Information from the past just doesn’t arouse the same cupidity. So how can the producers make viewers stick out the investigative part of the story and stay around for the pay-off of truth? Someone has to have something big at stake, and the producers sometimes work too hard to ratchet up the suspense. The Dallas station house is a case in point; not only is the outcome undramatic either way, but the process of digging out the facts feels stretched beyond credibility in order to fill the segment’s seventeen screen minutes. Tracking down the location and a description of Dallas’s first station surely can’t be that difficult.

But many of the segments do succeed in being both dramatic and enlightening–sometimes even moving. A particularly strong story unfolds when a Chinese-American woman asks the team to determine whether any of the hundreds of poems carved into the walls of California’s Angel Island barracks by incarcerated Chinese immigrants in the early 1900s might have been written by one of her ancestors. The question seems impossible to answer, particularly because, like many immigrant families, the current generations have virtually no information about their forebears. In the end, a definite answer eludes the researchers, but the two history detectives who take it on get far closer than seems conceivable. Along the way we learn a great deal about Chinese immigration and the miserable conditions under which thousands of newcomers had to live before being admitted or turned away. When the detectives unearth a photo of the woman’s great-grandfather from the immigration records, along with the information that he died on the island while appealing his denial to enter the U.S., it seems perfectly natural to see the family members moved to tears.

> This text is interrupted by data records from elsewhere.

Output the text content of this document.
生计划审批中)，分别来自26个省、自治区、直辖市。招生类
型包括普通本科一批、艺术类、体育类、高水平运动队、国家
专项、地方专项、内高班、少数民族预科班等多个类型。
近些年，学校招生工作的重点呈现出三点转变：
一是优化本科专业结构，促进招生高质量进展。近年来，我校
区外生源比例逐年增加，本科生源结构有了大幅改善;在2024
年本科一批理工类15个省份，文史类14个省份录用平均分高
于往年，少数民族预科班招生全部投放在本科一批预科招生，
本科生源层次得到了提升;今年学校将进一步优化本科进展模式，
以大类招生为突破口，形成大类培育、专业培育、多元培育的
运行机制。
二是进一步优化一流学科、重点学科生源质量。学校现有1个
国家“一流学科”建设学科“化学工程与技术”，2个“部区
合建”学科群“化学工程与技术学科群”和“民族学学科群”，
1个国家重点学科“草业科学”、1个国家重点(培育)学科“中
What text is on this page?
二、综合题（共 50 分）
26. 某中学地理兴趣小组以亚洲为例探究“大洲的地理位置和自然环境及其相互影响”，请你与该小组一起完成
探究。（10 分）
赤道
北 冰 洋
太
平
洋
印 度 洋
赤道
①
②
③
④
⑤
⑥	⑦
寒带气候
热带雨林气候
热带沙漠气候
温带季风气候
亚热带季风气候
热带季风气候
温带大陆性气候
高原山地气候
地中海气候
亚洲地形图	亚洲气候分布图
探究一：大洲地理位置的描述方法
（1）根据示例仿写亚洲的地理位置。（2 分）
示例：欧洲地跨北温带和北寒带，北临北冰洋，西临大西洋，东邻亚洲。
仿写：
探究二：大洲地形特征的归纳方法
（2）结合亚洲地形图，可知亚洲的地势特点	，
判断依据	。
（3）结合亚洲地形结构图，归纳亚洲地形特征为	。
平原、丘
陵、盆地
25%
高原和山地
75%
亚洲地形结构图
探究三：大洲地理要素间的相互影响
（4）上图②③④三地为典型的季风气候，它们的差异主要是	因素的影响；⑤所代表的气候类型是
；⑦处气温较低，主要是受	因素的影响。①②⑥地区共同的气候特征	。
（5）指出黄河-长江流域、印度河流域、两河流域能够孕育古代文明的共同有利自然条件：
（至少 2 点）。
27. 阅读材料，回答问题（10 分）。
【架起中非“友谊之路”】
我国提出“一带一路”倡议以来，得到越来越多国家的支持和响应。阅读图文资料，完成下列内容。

In an effort to provide some deeper history without bogging down the pace, the producers also incorporate brief informational segments to generalize the specific stories. With MTV editing, zooming graphics, sound effects, and subject-appropriate pop songs, one of the hosts will present a two-or-three minute essay on the history of paper money, or free African-Americans in the antebellum South, or the crucial role of railroads in the development of Texas. The wider context is welcome indeed, and serves the important purpose of pointing out to viewers how it’s so often the small stories that are the individual threads of our collective larger history. At the same time–and I never thought I’d say this about a PBS show–the interstitial segments are just too rock-and-roll!

Does PBS have a hit on its hands? So far, according to Oregon Public Broadcasting (the co-producer of the series with Britain’s Lion Television), the ratings are getting better with each episode. The series’ well-trafficked Website is full of how-to tips for amateur researchers, as well as background on the stories. The Web has also proved a boon in soliciting story ideas from the public, and the producers say they’ve now got a far richer mine of material to choose from than they had for the first go-around. PBS has commissioned ten new episodes for next season despite the fact that the show hasn’t yet secured a corporate sponsor (as of August 2003).

There is some danger that History Detectives could prove so successful that PBS would repeat the formula endlessly–as its cable and network cousins would–at the cost of its serious history programs. I doubt it, but it’s worth pondering. Now, while I have your attention, did I ever tell you about my great-great-grandmother the mountain climber?

Note: History Detectives is a co-production between Lion Television and Oregon Public Broadcasting. The series producer is Tony Tackaberry; the OPB executive producer is David Davis. For broadcast times see local PBS schedules.

 

This article originally appeared in issue 4.1 (October, 2003).


Eric Stange is a filmmaker based in Arlington, Massachusetts. Most recently, he directed “Murder At Harvard,” a historical whodunit with Simon Schama broadcast on PBS’s American Experience. His current project is a four-hour public TV series about the French and Indian War. In 2002-03 he was a fellow at the Charles Warren Center for Studies in American History, Harvard University.